Yo man she gets all up in my grill dawg


----------



## BSP268 (May 1, 2006)

rocksy1826 said:


> donkey punch


lol!!! that would be funny but it will suck with the 209a after!


----------



## Andy0921 (Jan 12, 2006)

> Tear Gas.


:dito:



> donkey punch


How unlady like :roll:


----------



## frapmpd24 (Sep 3, 2004)

Unregistered said:


> ex spouse keeps coming to my house without notice or permission- she is not threatening or anything but she is a pain in the ass- what recourse do I have if any?thanks


Along with a log entry at the local police department documenting your concerns or criminal harrassment if it amounts to that, you could always consider typing up a no trespass order, have it notarized, and send it registered mail if it concerns you that much.

Seeing how there is only some basic info in your post to go on, that is providing you have exclusive access to the house and there is nothing pending in probate court, otherwise if there is anything ongoing (ie: divorce or property rights issues) handle it through attorney's, it is a civil matter.


----------



## JoninNH (Jan 29, 2004)

frapmpd24 said:


> Along with a log entry at the local police department documenting your concerns or criminal harrassment if it amounts to that, you could always consider typing up a no trespass order, have it notarized, and send it registered mail if it concerns you that much.
> 
> Seeing how there is only some basic info in your post to go on, that is providing you have exclusive access to the house and there is nothing pending in probate court, otherwise if there is anything ongoing (ie: divorce or property rights issues) handle it through attorney's, it is a civil matter.


Damn it! I knew someone would reply seriously eventually.


----------



## HELPMe (Dec 17, 2004)

you could camp out in the bushes and shoot her in the ass with a BB gun? That what i do when squirls come in my yard


----------



## SOT (Jul 30, 2004)

Get a trespass order and call the cops if she violates it


----------



## rocksy1826 (Nov 12, 2006)

BSP268 said:


> lol!!! that would be funny but it will suck with the 209a after!


if only "bitch had it comin'" was a valid defense.
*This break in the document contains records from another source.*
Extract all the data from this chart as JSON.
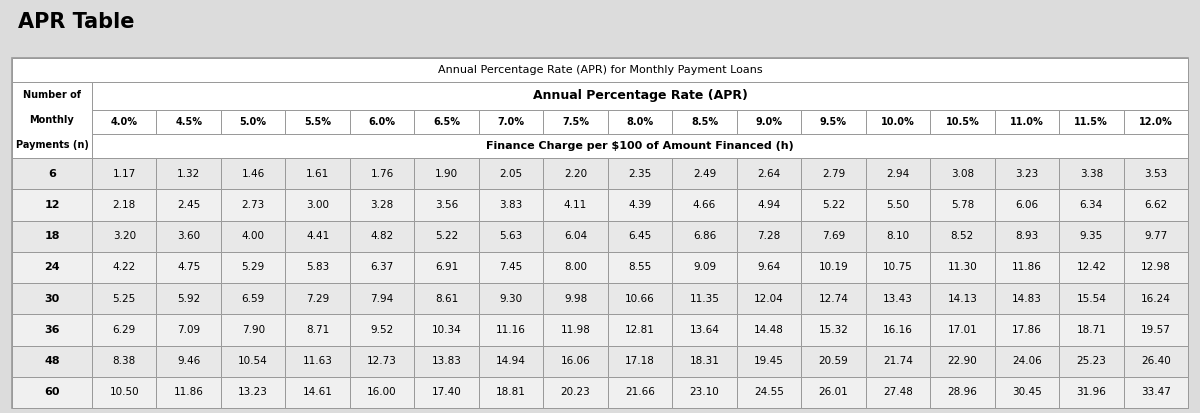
{
  "title": "APR Table",
  "table_title": "Annual Percentage Rate (APR) for Monthly Payment Loans",
  "header_apr": "Annual Percentage Rate (APR)",
  "header_finance": "Finance Charge per $100 of Amount Financed (h)",
  "col_header_lines": [
    "Number of",
    "Monthly",
    "Payments (n)"
  ],
  "apr_rates": [
    "4.0%",
    "4.5%",
    "5.0%",
    "5.5%",
    "6.0%",
    "6.5%",
    "7.0%",
    "7.5%",
    "8.0%",
    "8.5%",
    "9.0%",
    "9.5%",
    "10.0%",
    "10.5%",
    "11.0%",
    "11.5%",
    "12.0%"
  ],
  "row_labels": [
    "6",
    "12",
    "18",
    "24",
    "30",
    "36",
    "48",
    "60"
  ],
  "table_data": [
    [
      "1.17",
      "1.32",
      "1.46",
      "1.61",
      "1.76",
      "1.90",
      "2.05",
      "2.20",
      "2.35",
      "2.49",
      "2.64",
      "2.79",
      "2.94",
      "3.08",
      "3.23",
      "3.38",
      "3.53"
    ],
    [
      "2.18",
      "2.45",
      "2.73",
      "3.00",
      "3.28",
      "3.56",
      "3.83",
      "4.11",
      "4.39",
      "4.66",
      "4.94",
      "5.22",
      "5.50",
      "5.78",
      "6.06",
      "6.34",
      "6.62"
    ],
    [
      "3.20",
      "3.60",
      "4.00",
      "4.41",
      "4.82",
      "5.22",
      "5.63",
      "6.04",
      "6.45",
      "6.86",
      "7.28",
      "7.69",
      "8.10",
      "8.52",
      "8.93",
      "9.35",
      "9.77"
    ],
    [
      "4.22",
      "4.75",
      "5.29",
      "5.83",
      "6.37",
      "6.91",
      "7.45",
      "8.00",
      "8.55",
      "9.09",
      "9.64",
      "10.19",
      "10.75",
      "11.30",
      "11.86",
      "12.42",
      "12.98"
    ],
    [
      "5.25",
      "5.92",
      "6.59",
      "7.29",
      "7.94",
      "8.61",
      "9.30",
      "9.98",
      "10.66",
      "11.35",
      "12.04",
      "12.74",
      "13.43",
      "14.13",
      "14.83",
      "15.54",
      "16.24"
    ],
    [
      "6.29",
      "7.09",
      "7.90",
      "8.71",
      "9.52",
      "10.34",
      "11.16",
      "11.98",
      "12.81",
      "13.64",
      "14.48",
      "15.32",
      "16.16",
      "17.01",
      "17.86",
      "18.71",
      "19.57"
    ],
    [
      "8.38",
      "9.46",
      "10.54",
      "11.63",
      "12.73",
      "13.83",
      "14.94",
      "16.06",
      "17.18",
      "18.31",
      "19.45",
      "20.59",
      "21.74",
      "22.90",
      "24.06",
      "25.23",
      "26.40"
    ],
    [
      "10.50",
      "11.86",
      "13.23",
      "14.61",
      "16.00",
      "17.40",
      "18.81",
      "20.23",
      "21.66",
      "23.10",
      "24.55",
      "26.01",
      "27.48",
      "28.96",
      "30.45",
      "31.96",
      "33.47"
    ]
  ],
  "bg_color": "#dcdcdc",
  "table_bg": "#ffffff",
  "row_bg_odd": "#e8e8e8",
  "row_bg_even": "#f0f0f0",
  "border_color": "#999999",
  "text_color": "#000000"
}
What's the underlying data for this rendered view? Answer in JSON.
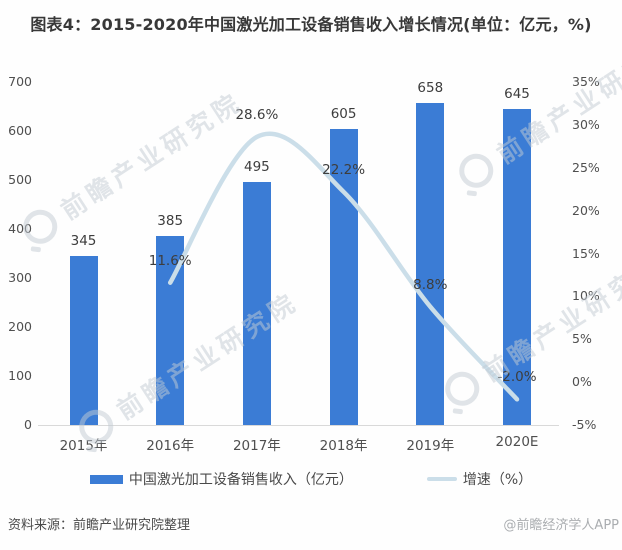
{
  "title": "图表4：2015-2020年中国激光加工设备销售收入增长情况(单位：亿元，%)",
  "chart_data": {
    "type": "bar+line",
    "title": "图表4：2015-2020年中国激光加工设备销售收入增长情况(单位：亿元，%)",
    "categories": [
      "2015年",
      "2016年",
      "2017年",
      "2018年",
      "2019年",
      "2020E"
    ],
    "series": [
      {
        "name": "中国激光加工设备销售收入（亿元）",
        "type": "bar",
        "axis": "left",
        "values": [
          345,
          385,
          495,
          605,
          658,
          645
        ],
        "labels": [
          "345",
          "385",
          "495",
          "605",
          "658",
          "645"
        ]
      },
      {
        "name": "增速（%）",
        "type": "line",
        "axis": "right",
        "values": [
          null,
          11.6,
          28.6,
          22.2,
          8.8,
          -2.0
        ],
        "labels": [
          "",
          "11.6%",
          "28.6%",
          "22.2%",
          "8.8%",
          "-2.0%"
        ]
      }
    ],
    "left_axis": {
      "min": 0,
      "max": 700,
      "step": 100,
      "ticks": [
        "0",
        "100",
        "200",
        "300",
        "400",
        "500",
        "600",
        "700"
      ]
    },
    "right_axis": {
      "min": -5,
      "max": 35,
      "step": 5,
      "ticks": [
        "-5%",
        "0%",
        "5%",
        "10%",
        "15%",
        "20%",
        "25%",
        "30%",
        "35%"
      ]
    },
    "grid": false,
    "legend_position": "bottom"
  },
  "legend": [
    {
      "label": "中国激光加工设备销售收入（亿元）",
      "swatch": "bar"
    },
    {
      "label": "增速（%）",
      "swatch": "line"
    }
  ],
  "footer": {
    "source": "资料来源：前瞻产业研究院整理",
    "credit": "@前瞻经济学人APP"
  },
  "watermark": {
    "text": "前瞻产业研究院"
  },
  "colors": {
    "bar": "#3B7CD5",
    "line": "#CBDEE9",
    "title_text": "#383838",
    "axis_text": "#4f4f4f",
    "label_text": "#3d3d3d",
    "axis_line": "#d9d9d9",
    "source_text": "#4a4a4a",
    "credit_text": "#aaadb0",
    "watermark": "#c3ccd4"
  }
}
....i'm going to get thrown out of the pink mafia for turning on a fellow female like this



HELPMe said:


> you could camp out in the bushes and shoot her in the ass with a BB gun? That what i do when squirls come in my yard


I want to come over to your house!!! squirrel shooting would be an awesome drunken time


----------



## 4ransom (Mar 1, 2006)

Maybe she wants to go one last lap around the track with ya. Invite her in and give her what she wants.


----------



## SOT (Jul 30, 2004)

Then she will cry "rape"....once gone a spouse/significant other should be GONE.


----------



## no$.10 (Oct 18, 2005)

um...move?


----------



## honor12900 (May 9, 2006)

If you find a bunny on the stove take action.


----------



## justanotherparatrooper (Aug 27, 2006)

SOT_II said:


> Get a trespass order and call the cops if she violates it


WhAT he said!...and it aint worth " one last time", it'll be the most expensive lay you ever get


----------



## rocksy1826 (Nov 12, 2006)

no way! take the one last time and then stick it in her butt with no warning. 


..that'll teach her


----------



## mikey742 (Mar 4, 2005)

rocksy1826 said:


> no way! take the one last time and then stick it in her butt with no warning.
> 
> ..that'll teach her


That's great nothing like the sneak attack!!


----------